Nova yang sedang minum es dawet bareng dua sahabatnya, Sigi dan Aldo di depan kelasnya, langsung manyun.

Malah nggak lama kemudian, Ginna, sahabat Tata yang bertubuh dan berwajah imut, dari jauh sudah berjalan tergesa sambil menjulur-julurkan lehernya menengok kelas Nova dari jendela kelas yang besar.
“Heh, guys, mana murid barunya?” Ginna langsung meletakkan pantatnya di samping Nova.

Nova, Aldo dan Sigi berpandangan dengan ekspresi sebal.
“Nggak kukantongin tuh....nggak tau yah ditaruh mana tadi....?!” Jawab Nova cuek. Aldo dan Sigi cekikikan.

Kontan aja Ginna dan Tata memukul lengan Nova.
“Aduuhhh....nih perempuan-perempuan centil kenapa jadi beringas sih gara-gara anak baru?! Mau apa sih nanyain Andra?”
“Ya kan kita penasaran mau liat orangnya...” Tata menjawab cepat.
“Nggak usah penasaran, Ta, Gin, liat aja aku!

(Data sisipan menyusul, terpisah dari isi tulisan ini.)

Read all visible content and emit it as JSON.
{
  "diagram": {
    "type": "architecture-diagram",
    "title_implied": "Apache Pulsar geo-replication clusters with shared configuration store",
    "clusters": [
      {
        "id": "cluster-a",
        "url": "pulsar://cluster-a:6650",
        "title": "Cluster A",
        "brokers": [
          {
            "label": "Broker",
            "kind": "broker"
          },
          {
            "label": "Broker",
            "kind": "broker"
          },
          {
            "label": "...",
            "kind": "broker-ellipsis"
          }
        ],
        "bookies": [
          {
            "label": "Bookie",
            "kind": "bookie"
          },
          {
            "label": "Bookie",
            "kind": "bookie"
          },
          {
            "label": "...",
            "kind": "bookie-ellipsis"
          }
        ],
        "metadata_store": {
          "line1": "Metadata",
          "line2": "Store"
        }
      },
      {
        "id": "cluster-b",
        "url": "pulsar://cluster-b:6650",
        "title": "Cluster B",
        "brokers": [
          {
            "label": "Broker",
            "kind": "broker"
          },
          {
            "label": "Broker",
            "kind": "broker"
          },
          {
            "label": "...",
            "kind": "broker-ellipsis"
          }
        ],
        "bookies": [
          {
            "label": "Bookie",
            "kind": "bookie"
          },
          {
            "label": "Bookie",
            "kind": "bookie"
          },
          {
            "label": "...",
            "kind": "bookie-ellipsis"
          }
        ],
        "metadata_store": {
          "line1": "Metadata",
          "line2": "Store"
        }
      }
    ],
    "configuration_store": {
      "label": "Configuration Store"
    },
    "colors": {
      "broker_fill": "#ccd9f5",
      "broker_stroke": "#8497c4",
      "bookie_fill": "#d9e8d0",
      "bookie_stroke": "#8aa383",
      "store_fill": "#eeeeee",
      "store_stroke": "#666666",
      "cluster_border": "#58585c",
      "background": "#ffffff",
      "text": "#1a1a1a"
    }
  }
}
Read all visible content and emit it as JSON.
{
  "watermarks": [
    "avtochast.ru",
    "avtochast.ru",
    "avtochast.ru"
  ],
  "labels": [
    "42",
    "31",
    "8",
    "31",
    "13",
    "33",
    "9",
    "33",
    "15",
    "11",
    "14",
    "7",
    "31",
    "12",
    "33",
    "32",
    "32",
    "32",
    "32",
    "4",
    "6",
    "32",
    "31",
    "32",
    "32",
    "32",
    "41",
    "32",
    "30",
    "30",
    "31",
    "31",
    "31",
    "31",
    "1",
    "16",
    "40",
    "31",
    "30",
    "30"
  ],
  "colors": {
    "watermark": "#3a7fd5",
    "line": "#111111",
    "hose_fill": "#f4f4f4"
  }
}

Yah, nggak beda jauh lah...” Sigi menjawab dengan wajah serius.

Tata dan Ginna saling berpandangan sejenak.
“Berarti berita yang beredar cuma fitnah keji dong, katanya cakep...?!” Keluh Ginna.

Nova dan Aldo ngakak, sementara Sigi yang wajahnya memang pas-pasan berhiaskan jerawat itu langsung manyun.

Ternyata Tata dan Ginna nggak perlu penasaran lebih lama, dari arah belakang mereka, Andra berjalan sendirian diiringi tatapan mata para siswi. Sesekali Andra tersenyum ramah kepada anak-anak yang menyapanya.
“Eh, halo semua...” Andra berhenti di depan kelas, menyapa Nova cs.
“Halo, halo...kayak mau nelpon aja....” Gumam Sigi gondok sambil berpaling pada Aldo. Temannya mengangguk sependapat.

Tata dan Ginna langsung merekah senyum manisnya melihat si anak baru.
“Eh, halo juga....” Jawab kedua cewek berawajah manis itu nggak kalah ramahnya.
“Halaahhh....” Nova melengos melihat kedua cewek itu. Tapi tak urung dia mengendikkan dagunya membalas sapaan Andra.
“Boleh gabung?” Andra bertanya sopan dan bersahabat pada Nova cs.
“Monggo....” Nova bergeser memberi tempat.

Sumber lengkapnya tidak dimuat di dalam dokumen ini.